Once more for the scrapbook, for old times’ sake.
The most familiar faceoff at City Council meetings the last four years has been Meghan Sahli-Wells vs. her four gentlemen colleagues.
They must have squared off a hundred times. Often it was over arcane issues that she felt strongly about, matters where she was a lonely but stout minority of one.
While termed-out Mayor Mehaul O’Leary and Vice Mayor Andy Weissman momentarily stood in the background at their final business meeting, Ms. Sahli-Wells fought valiantly but fruitlessly to stave off the latest decision on the housing project at 4043 Irving Pl.
Across the last four years, Ms. Sahli-Wells has shifted from a supporting stance to unbending opposition.
On a technicality, she fought to delay a vote until after the reconstituted City Council – with at least two new members – is seated.
She announced that she had not received a copy of the final staff report last Friday night regarding 4043 Irving while the other four Council members had.

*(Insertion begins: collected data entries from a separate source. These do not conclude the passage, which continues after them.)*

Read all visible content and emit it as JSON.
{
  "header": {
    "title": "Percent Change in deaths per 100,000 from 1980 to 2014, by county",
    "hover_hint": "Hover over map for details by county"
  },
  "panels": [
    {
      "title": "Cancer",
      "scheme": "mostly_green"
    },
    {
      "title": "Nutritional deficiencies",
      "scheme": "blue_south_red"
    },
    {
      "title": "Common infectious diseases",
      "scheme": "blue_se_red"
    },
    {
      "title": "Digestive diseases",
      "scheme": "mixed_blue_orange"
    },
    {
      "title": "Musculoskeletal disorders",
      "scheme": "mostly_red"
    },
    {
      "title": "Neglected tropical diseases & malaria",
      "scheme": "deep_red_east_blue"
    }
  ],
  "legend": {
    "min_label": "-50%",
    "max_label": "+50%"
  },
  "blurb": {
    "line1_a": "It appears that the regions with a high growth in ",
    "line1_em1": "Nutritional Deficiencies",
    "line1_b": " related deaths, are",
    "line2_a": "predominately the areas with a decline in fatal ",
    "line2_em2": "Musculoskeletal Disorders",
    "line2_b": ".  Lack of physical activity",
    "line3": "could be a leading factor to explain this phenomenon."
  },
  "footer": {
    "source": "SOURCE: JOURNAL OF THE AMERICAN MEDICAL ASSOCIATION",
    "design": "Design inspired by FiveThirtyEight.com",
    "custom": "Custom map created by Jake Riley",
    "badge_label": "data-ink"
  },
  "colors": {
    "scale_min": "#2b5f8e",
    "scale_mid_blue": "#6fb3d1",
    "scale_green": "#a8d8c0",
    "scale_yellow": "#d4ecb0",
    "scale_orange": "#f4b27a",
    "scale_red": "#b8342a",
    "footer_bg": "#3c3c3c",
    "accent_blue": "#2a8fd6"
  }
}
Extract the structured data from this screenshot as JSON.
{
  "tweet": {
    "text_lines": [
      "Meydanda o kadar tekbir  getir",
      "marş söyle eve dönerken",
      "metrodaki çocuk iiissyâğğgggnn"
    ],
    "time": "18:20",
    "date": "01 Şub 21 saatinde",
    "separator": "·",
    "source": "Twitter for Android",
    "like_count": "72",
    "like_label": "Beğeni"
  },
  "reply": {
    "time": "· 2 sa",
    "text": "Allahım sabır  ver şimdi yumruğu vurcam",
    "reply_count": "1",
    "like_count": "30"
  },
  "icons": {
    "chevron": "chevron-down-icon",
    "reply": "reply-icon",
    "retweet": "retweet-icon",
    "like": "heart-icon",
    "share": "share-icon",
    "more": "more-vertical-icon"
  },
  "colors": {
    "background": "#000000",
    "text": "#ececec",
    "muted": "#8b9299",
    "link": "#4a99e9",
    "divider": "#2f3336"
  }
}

She maintained she would not be comfortable casting a vote when she had not digested the staff report.
At stake was a fairly obscure financing matter for 4043 – an agreement that allows developer Sal Gonzalez to pay the city the net present value of the city loan on 4043. The agreement holds that if the developer sells or refinances 4043 within five years, the city will be paid its loan balance. Meanwhile, all affordability covenants remain in place.
No doubt anticipating the outcome of her plea and the final score on the dais, Ms. Sahli-Wells plunged ahead. She requested a postponement. Perhaps she hoped the April 12 election would assure her return to the Council along with two friendlier new colleagues.
It was not to be.
Mr. Weissman successfully quashed her argument in case any of the other three Councilmen were pondering surrender. He insisted that all present Council members had been exposed to an exhausting amount of familiarity with all dimensions of 4043.
He said that aspects of 4043 Irving Pl. have been debated thoroughly, drainingly by the Council across six years. As one of the last major projects of the Redevelopment Agency before Gov. Brown shut down the agencies statewide, 4043 is a model of affordable housing, 12 of the 28 units – 42 percent — being in the affordable category.
Given the hundreds of hours that city staff and Council members have devoted to this single project, it would be at least wasteful to leave the matter for a 40 to 60 percent new Council that would need to retrace steps back to the virgin beginning and start over, Mr. Weissman said.
One by one, Councilmen Jeff Cooper, Jim Clarke and Mayor O’Leary assented question to Mr. Weissman’s contentions.
With Ms. Sahli-Wells abstaining, her colleagues voted unanimously to endorse the staff report.
Elsewhere
By 5-0, the Council approved bonus incentives and other conditions for a proposed three-story apartment building at 4025 Grand View Blvd.
Public Works Director Charles Herbertson’s Urban Forest Master Plan for tree-planting across the city also was unanimously supported.
Once again we see the courageous councilwoman Meghan Sahli-Wells castigated for standing up for Culver City residents in the face of overwhelming opposition from Chamber-of-Commerce controlled council men. I hope that Culver City residents will return her (and elect the like-minded candidates Lee and Small) to the new city council. It is time to throw off the influence of the Chamber over city government.